The accuracy of the SQS developed is checked the online for SR accuracy of continuous SR system. For this purpose, the 500 speakers across the state of Karnataka are asked to test the system under an uncontrolled environment. Table 9 shows the performance evaluation of the developed SQS by the speakers from the state of Karnataka. It was observed in the table that there is a much improvement in online SR accuracy with less failure of recognizing the speech utterances compared to the earlier spoken query system. Therefore, it can be inferred that the online and offline (WERs of models) recognition rates are almost the same as shown in Table 9.

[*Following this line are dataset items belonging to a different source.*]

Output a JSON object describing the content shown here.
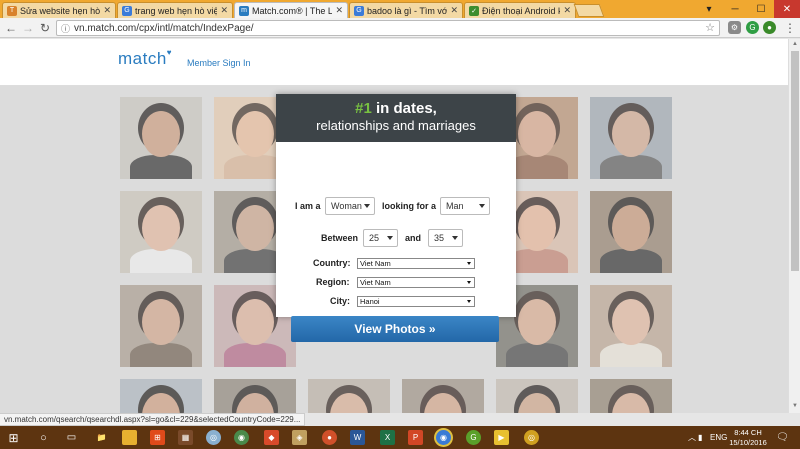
{
  "browser": {
    "tabs": [
      {
        "title": "Sửa website hẹn hò nổi tiếng",
        "favicon": "T",
        "color": "#d9822b"
      },
      {
        "title": "trang web hẹn hò việt nam",
        "favicon": "G",
        "color": "#3b7bd8"
      },
      {
        "title": "Match.com® | The Leading",
        "favicon": "m",
        "color": "#2a7cc0"
      },
      {
        "title": "badoo là gì - Tìm với Google",
        "favicon": "G",
        "color": "#3b7bd8"
      },
      {
        "title": "Điện thoại Android không",
        "favicon": "✓",
        "color": "#3c8d2f"
      }
    ],
    "url": "vn.match.com/cpx/intl/match/IndexPage/",
    "status_url": "vn.match.com/qsearch/qsearchdl.aspx?sl=go&cl=229&selectedCountryCode=229..."
  },
  "site": {
    "logo": "match",
    "member_sign_in": "Member Sign In"
  },
  "modal": {
    "headline_num": "#1",
    "headline_rest": " in dates,",
    "subheadline": "relationships and marriages",
    "i_am_label": "I am a",
    "i_am_value": "Woman",
    "looking_label": "looking for a",
    "looking_value": "Man",
    "between_label": "Between",
    "age_from": "25",
    "and_label": "and",
    "age_to": "35",
    "country_label": "Country:",
    "country_value": "Viet Nam",
    "region_label": "Region:",
    "region_value": "Viet Nam",
    "city_label": "City:",
    "city_value": "Hanoi",
    "button_label": "View Photos »"
  },
  "taskbar": {
    "lang": "ENG",
    "time": "8:44 CH",
    "date": "15/10/2016"
  },
  "photos": [
    {
      "bg": "#c7c3bc",
      "skin": "#c9997a",
      "hair": "#1e1a18",
      "shirt": "#2b2b2b"
    },
    {
      "bg": "#e3c7aa",
      "skin": "#e9b896",
      "hair": "#3a2a20",
      "shirt": "#d8b090"
    },
    {
      "bg": "#b48a6a",
      "skin": "#d6a184",
      "hair": "#3a2216",
      "shirt": "#8a5a40"
    },
    {
      "bg": "#9aa3ad",
      "skin": "#d0a58a",
      "hair": "#241a16",
      "shirt": "#555555"
    },
    {
      "bg": "#c8c2b6",
      "skin": "#e2b49a",
      "hair": "#2a1e18",
      "shirt": "#eeeeee"
    },
    {
      "bg": "#9e9688",
      "skin": "#c8a086",
      "hair": "#1c1816",
      "shirt": "#3a3a3a"
    },
    {
      "bg": "#d9b8a4",
      "skin": "#e6b394",
      "hair": "#2a1a14",
      "shirt": "#c07d6a"
    },
    {
      "bg": "#8f7c68",
      "skin": "#c49372",
      "hair": "#1a1412",
      "shirt": "#2a2a2a"
    },
    {
      "bg": "#a7998a",
      "skin": "#cfa286",
      "hair": "#241a14",
      "shirt": "#6a5a4a"
    },
    {
      "bg": "#c4a6a6",
      "skin": "#dcae96",
      "hair": "#2a1a18",
      "shirt": "#b06080"
    },
    {
      "bg": "#6c6a62",
      "skin": "#d8a88a",
      "hair": "#2a1c16",
      "shirt": "#404040"
    },
    {
      "bg": "#b8a28e",
      "skin": "#e0b49a",
      "hair": "#2c1e18",
      "shirt": "#e8e2d6"
    },
    {
      "bg": "#a9b2bc",
      "skin": "#cc9a7c",
      "hair": "#181412",
      "shirt": "#202020"
    },
    {
      "bg": "#8a8276",
      "skin": "#c99a7e",
      "hair": "#1a1412",
      "shirt": "#f0f0f0"
    },
    {
      "bg": "#9c9a94",
      "skin": "#c89c7e",
      "hair": "#1c1614",
      "shirt": "#3a4a6a"
    },
    {
      "bg": "#bdbab2",
      "skin": "#cf9d80",
      "hair": "#181412",
      "shirt": "#3c72c2"
    },
    {
      "bg": "#c2b8ae",
      "skin": "#cda184",
      "hair": "#1c1614",
      "shirt": "#2c2c2c"
    },
    {
      "bg": "#8d7e6c",
      "skin": "#d6a88c",
      "hair": "#2a1c16",
      "shirt": "#5a4a3a"
    },
    {
      "bg": "#b9aea2",
      "skin": "#d8ab90",
      "hair": "#2c1e18",
      "shirt": "#e0d8cc"
    },
    {
      "bg": "#9a8e80",
      "skin": "#d2a284",
      "hair": "#2a1a14",
      "shirt": "#7a6a5a"
    },
    {
      "bg": "#7c7a74",
      "skin": "#cc9c80",
      "hair": "#1c1614",
      "shirt": "#3a3a3a"
    },
    {
      "bg": "#c9c4bc",
      "skin": "#e0b498",
      "hair": "#2a1a14",
      "shirt": "#c24040"
    },
    {
      "bg": "#e2cc9a",
      "skin": "#e2cc9a",
      "hair": "#e2cc9a",
      "shirt": "#e2cc9a"
    }
  ]
}
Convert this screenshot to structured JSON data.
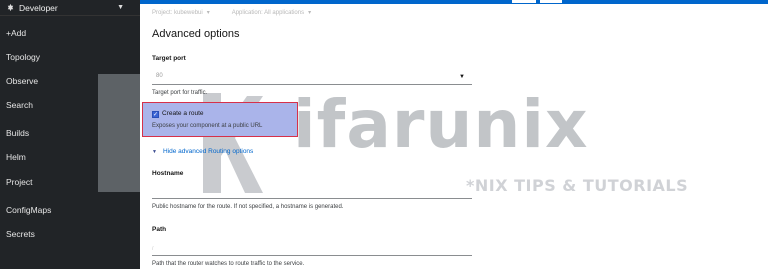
{
  "sidebar": {
    "perspective": "Developer",
    "items": [
      {
        "label": "+Add"
      },
      {
        "label": "Topology"
      },
      {
        "label": "Observe"
      },
      {
        "label": "Search"
      },
      {
        "label": "Builds"
      },
      {
        "label": "Helm"
      },
      {
        "label": "Project"
      },
      {
        "label": "ConfigMaps"
      },
      {
        "label": "Secrets"
      }
    ]
  },
  "context": {
    "project": "Project: kubewebui",
    "application": "Application: All applications"
  },
  "form": {
    "section_title": "Advanced options",
    "target_port": {
      "label": "Target port",
      "value": "80",
      "help": "Target port for traffic."
    },
    "create_route": {
      "checked": true,
      "label": "Create a route",
      "help": "Exposes your component at a public URL"
    },
    "toggle_label": "Hide advanced Routing options",
    "hostname": {
      "label": "Hostname",
      "help": "Public hostname for the route. If not specified, a hostname is generated."
    },
    "path": {
      "label": "Path",
      "value": "/",
      "help": "Path that the router watches to route traffic to the service."
    }
  },
  "watermark": {
    "brand": "ifarunix",
    "tagline": "*NIX TIPS & TUTORIALS"
  },
  "colors": {
    "sidebar_bg": "#212427",
    "accent": "#0066cc",
    "highlight": "#aab4ea",
    "highlight_border": "#d6304a"
  }
}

Table 9 Execution assessment of online speech recognition exactness testing by speakers in the real-world environment

8 Conclusion

A continuous Kannada speech recognition system was demonstrated in this work. The IVRS call flow structure was developed for speech data collection. The speech data were collected, transcribed and validated using the transcriber tool. The ASR models were built by using Kaldi speech recognition toolkit. All possible alternate pronunciations for particular Kannada speech sentence were included in the lexicon. By using Kaldi and Kannada dialect assets, the accomplished WERs for monophone, triphone1, triphone2, triphone3, SGMM, combination of SGMM and MMI, combination of DNN and HMM, combination of DNN and SGMM are 7.66%, 5.09%, 5.80%, 5.03%, 4.65%, 4.60%, 4.10%, 4.21%, respectively. The least WER for continuous Kannada speech data was achieved by SGMM and hybrid DNN- based modeling techniques. These least WER models (SGMM- and DNN- based models) could be utilized to develop robust ASR system. The developed ASR system was tested by different speakers under degraded conditions and compared the offline and online speech recognition accuracy. The recognition rate of the ASR system in both offline and online mode is almost the same.